Sostiene Onfray que la influencia de la normativa cristiana circula por el entramado social. Incide en valoraciones y decisiones amordazando los sentidos, acallando los deseos, atacando la emancipación personal y promoviendo la intolerancia. Sorprendentemente el judaísmo y el islamismo sucumbieron, sin mucho esfuerzo, a la corriente moralizadora cristiana. De modo tal que los valores enarbolados por los tres monoteísmos constituyen una coacción sobre los sujetos. Y no sólo en el interior de las instituciones religiosas: esa imposición está presente también en los sistemas jurídicos, médicos, militares, pedagógicos, científicos, políticos y sociales.
La pulsión de muerte que moviliza a los artífices de la unicidad divina no se detiene en los límites de cada religión, señala el autor.

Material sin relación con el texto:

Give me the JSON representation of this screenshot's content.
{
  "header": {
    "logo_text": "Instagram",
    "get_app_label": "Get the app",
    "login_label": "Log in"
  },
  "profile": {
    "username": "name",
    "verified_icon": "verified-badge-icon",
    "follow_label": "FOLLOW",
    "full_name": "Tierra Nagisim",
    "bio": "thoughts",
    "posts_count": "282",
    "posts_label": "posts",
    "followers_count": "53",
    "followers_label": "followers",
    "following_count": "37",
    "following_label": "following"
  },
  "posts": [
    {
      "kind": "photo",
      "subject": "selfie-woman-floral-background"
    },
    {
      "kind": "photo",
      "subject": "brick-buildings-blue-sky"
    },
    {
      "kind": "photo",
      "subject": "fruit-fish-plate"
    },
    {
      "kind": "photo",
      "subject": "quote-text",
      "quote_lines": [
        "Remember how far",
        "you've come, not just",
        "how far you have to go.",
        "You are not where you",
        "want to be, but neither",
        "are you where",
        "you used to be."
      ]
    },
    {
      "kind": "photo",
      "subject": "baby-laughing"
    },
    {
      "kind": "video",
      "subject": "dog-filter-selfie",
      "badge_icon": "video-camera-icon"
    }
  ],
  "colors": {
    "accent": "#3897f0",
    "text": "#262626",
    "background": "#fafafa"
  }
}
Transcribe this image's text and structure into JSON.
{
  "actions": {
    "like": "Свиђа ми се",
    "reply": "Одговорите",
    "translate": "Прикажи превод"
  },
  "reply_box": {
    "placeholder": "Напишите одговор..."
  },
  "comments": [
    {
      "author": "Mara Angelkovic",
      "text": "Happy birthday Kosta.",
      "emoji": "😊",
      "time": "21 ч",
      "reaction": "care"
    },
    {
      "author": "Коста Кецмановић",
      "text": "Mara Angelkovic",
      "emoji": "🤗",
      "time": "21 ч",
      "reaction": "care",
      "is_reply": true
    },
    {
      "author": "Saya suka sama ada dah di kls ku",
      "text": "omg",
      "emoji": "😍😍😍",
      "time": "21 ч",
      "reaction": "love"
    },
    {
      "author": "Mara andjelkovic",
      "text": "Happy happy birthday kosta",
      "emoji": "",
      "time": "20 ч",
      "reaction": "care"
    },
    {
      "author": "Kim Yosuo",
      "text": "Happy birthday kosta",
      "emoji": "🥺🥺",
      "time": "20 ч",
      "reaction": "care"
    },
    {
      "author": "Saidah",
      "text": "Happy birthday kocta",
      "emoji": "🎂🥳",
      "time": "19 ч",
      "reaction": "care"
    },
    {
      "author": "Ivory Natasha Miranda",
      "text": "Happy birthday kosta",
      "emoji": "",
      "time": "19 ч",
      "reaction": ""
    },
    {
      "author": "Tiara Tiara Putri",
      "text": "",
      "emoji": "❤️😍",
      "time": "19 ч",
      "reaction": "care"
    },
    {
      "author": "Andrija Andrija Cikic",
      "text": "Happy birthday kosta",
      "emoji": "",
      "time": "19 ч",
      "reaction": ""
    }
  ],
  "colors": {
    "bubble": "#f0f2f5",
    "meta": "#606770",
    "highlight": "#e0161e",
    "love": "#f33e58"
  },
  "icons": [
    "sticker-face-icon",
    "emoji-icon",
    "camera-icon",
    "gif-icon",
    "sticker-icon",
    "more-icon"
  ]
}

Se expande por la historia e infecta la cultura. El baño metafísico en el que los poderes religiosos sumergen a sus fieles inunda a la sociedad en su conjunto. La normatividad cristina –burda copia desangelada de ideales paganos– demostró ser tan eficaz para el dominio, que sirvió de modelo no sólo a los demás monoteísmos, alcanzó también a las instituciones laicas que –con distintos grados de discernimiento– se dedican a someter a las personas.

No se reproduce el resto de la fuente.